The 150th anniversary of Black Rock House in 2006 could not pass without celebration, so I sought permission from the Friends of Black Rock House committee to merge theatre with history and write a tribute production. They kindly agreed, so I confronted the blank screen and a 90 minute production evolved. I aimed to balance history with entertainment and included colourful, fictitious characters such as Cook Brogan, who belts out the original song Stir the Pot, with the more formal historical characters. I discovered that Georgiana McCrae had a good mezzo soprano voice, so Judy Sporton delivers a beautiful rendition of Schumann's Widmung at the farewell party for William Wills and this contrasts well with Cook Brogan's rousing song.
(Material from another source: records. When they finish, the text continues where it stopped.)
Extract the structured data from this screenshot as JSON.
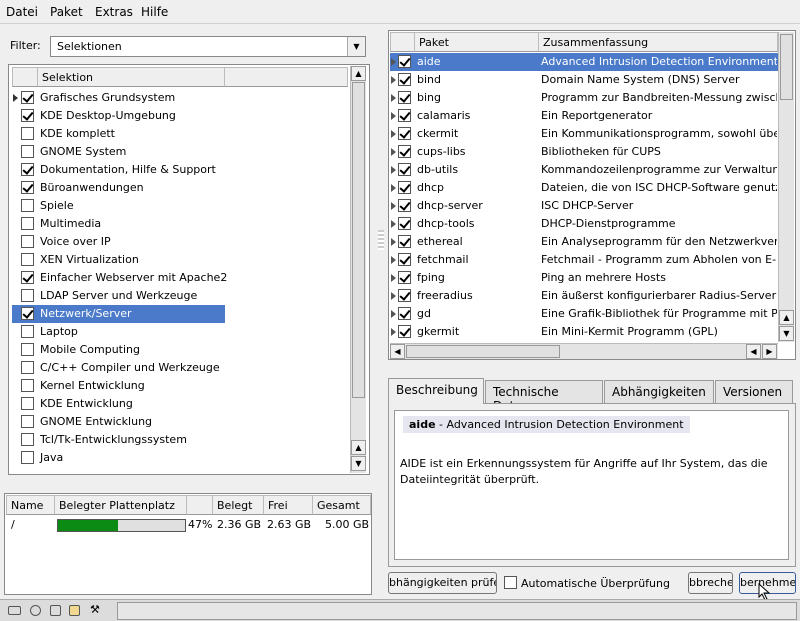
{
  "menu": [
    "Datei",
    "Paket",
    "Extras",
    "Hilfe"
  ],
  "filter": {
    "label": "Filter:",
    "value": "Selektionen"
  },
  "selections": {
    "header": "Selektion",
    "items": [
      {
        "label": "Grafisches Grundsystem",
        "checked": true,
        "marker": true
      },
      {
        "label": "KDE Desktop-Umgebung",
        "checked": true
      },
      {
        "label": "KDE komplett",
        "checked": false
      },
      {
        "label": "GNOME System",
        "checked": false
      },
      {
        "label": "Dokumentation, Hilfe & Support",
        "checked": true
      },
      {
        "label": "Büroanwendungen",
        "checked": true
      },
      {
        "label": "Spiele",
        "checked": false
      },
      {
        "label": "Multimedia",
        "checked": false
      },
      {
        "label": "Voice over IP",
        "checked": false
      },
      {
        "label": "XEN Virtualization",
        "checked": false
      },
      {
        "label": "Einfacher Webserver mit Apache2",
        "checked": true
      },
      {
        "label": "LDAP Server und Werkzeuge",
        "checked": false
      },
      {
        "label": "Netzwerk/Server",
        "checked": true,
        "selected": true
      },
      {
        "label": "Laptop",
        "checked": false
      },
      {
        "label": "Mobile Computing",
        "checked": false
      },
      {
        "label": "C/C++ Compiler und Werkzeuge",
        "checked": false
      },
      {
        "label": "Kernel Entwicklung",
        "checked": false
      },
      {
        "label": "KDE Entwicklung",
        "checked": false
      },
      {
        "label": "GNOME Entwicklung",
        "checked": false
      },
      {
        "label": "Tcl/Tk-Entwicklungssystem",
        "checked": false
      },
      {
        "label": "Java",
        "checked": false
      }
    ]
  },
  "disk": {
    "headers": [
      "Name",
      "Belegter Plattenplatz",
      "Belegt",
      "Frei",
      "Gesamt"
    ],
    "row": {
      "name": "/",
      "percent": "47%",
      "fraction": 0.47,
      "used": "2.36 GB",
      "free": "2.63 GB",
      "total": "5.00 GB"
    }
  },
  "packages": {
    "headers": [
      "Paket",
      "Zusammenfassung"
    ],
    "items": [
      {
        "name": "aide",
        "summary": "Advanced Intrusion Detection Environment",
        "selected": true
      },
      {
        "name": "bind",
        "summary": "Domain Name System (DNS) Server"
      },
      {
        "name": "bing",
        "summary": "Programm zur Bandbreiten-Messung zwisch"
      },
      {
        "name": "calamaris",
        "summary": "Ein Reportgenerator"
      },
      {
        "name": "ckermit",
        "summary": "Ein Kommunikationsprogramm, sowohl übe"
      },
      {
        "name": "cups-libs",
        "summary": "Bibliotheken für CUPS"
      },
      {
        "name": "db-utils",
        "summary": "Kommandozeilenprogramme zur Verwaltun"
      },
      {
        "name": "dhcp",
        "summary": "Dateien, die von ISC DHCP-Software genutzt"
      },
      {
        "name": "dhcp-server",
        "summary": "ISC DHCP-Server"
      },
      {
        "name": "dhcp-tools",
        "summary": "DHCP-Dienstprogramme"
      },
      {
        "name": "ethereal",
        "summary": "Ein Analyseprogramm für den Netzwerkverk"
      },
      {
        "name": "fetchmail",
        "summary": "Fetchmail - Programm zum Abholen von E-M"
      },
      {
        "name": "fping",
        "summary": "Ping an mehrere Hosts"
      },
      {
        "name": "freeradius",
        "summary": "Ein äußerst konfigurierbarer Radius-Server"
      },
      {
        "name": "gd",
        "summary": "Eine Grafik-Bibliothek für Programme mit PN"
      },
      {
        "name": "gkermit",
        "summary": "Ein Mini-Kermit Programm (GPL)"
      }
    ]
  },
  "tabs": [
    "Beschreibung",
    "Technische Daten",
    "Abhängigkeiten",
    "Versionen"
  ],
  "description": {
    "name": "aide",
    "title_rest": " - Advanced Intrusion Detection Environment",
    "body": "AIDE ist ein Erkennungssystem für Angriffe auf Ihr System, das die Dateiintegrität überprüft."
  },
  "buttons": {
    "check_deps": "bhängigkeiten prüfe",
    "auto_check": "Automatische Überprüfung",
    "cancel": "bbreche",
    "accept": "bernehme"
  }
}
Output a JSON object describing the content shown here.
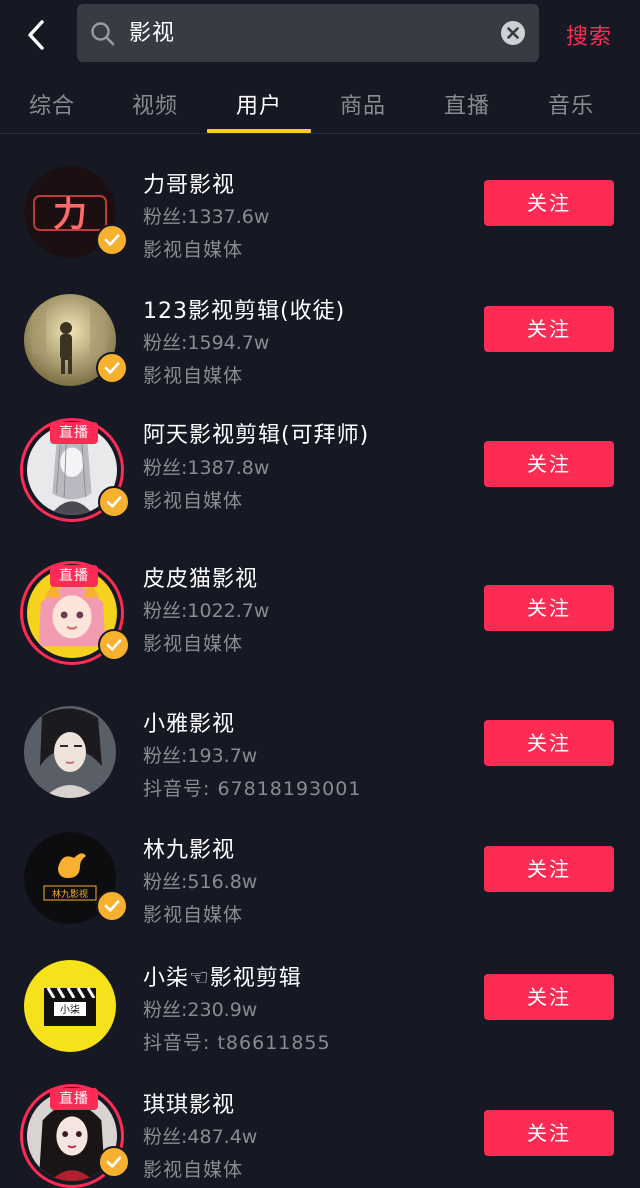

I already knew of the history of Black Rock House, but needed to thoroughly research the historical characters and lifestyles of the era. I had planned to do this in 2005 but ended up not starting until early 2006. Many hours were spent in the State Library and other resource locations and I certainly discovered the agony and ecstasy of research. The final draft was finished by the end of June, 2006, so it took 6 months, including many, many late nights, early mornings and lots of chocolate, to complete.
How did the decision to also the direct the piece come about for you?
With previous directing experience, I could visualise all staging aspects of the show and include them in the script during the writing process. The committee has now decided that the The Jewel by the Sea will return every five years, so these stage directions will help future directors. I should also admit that being a control freak by nature, I needed to create my script into reality.
Can you talk about the audition process and what you were particularly looking for when casting actors?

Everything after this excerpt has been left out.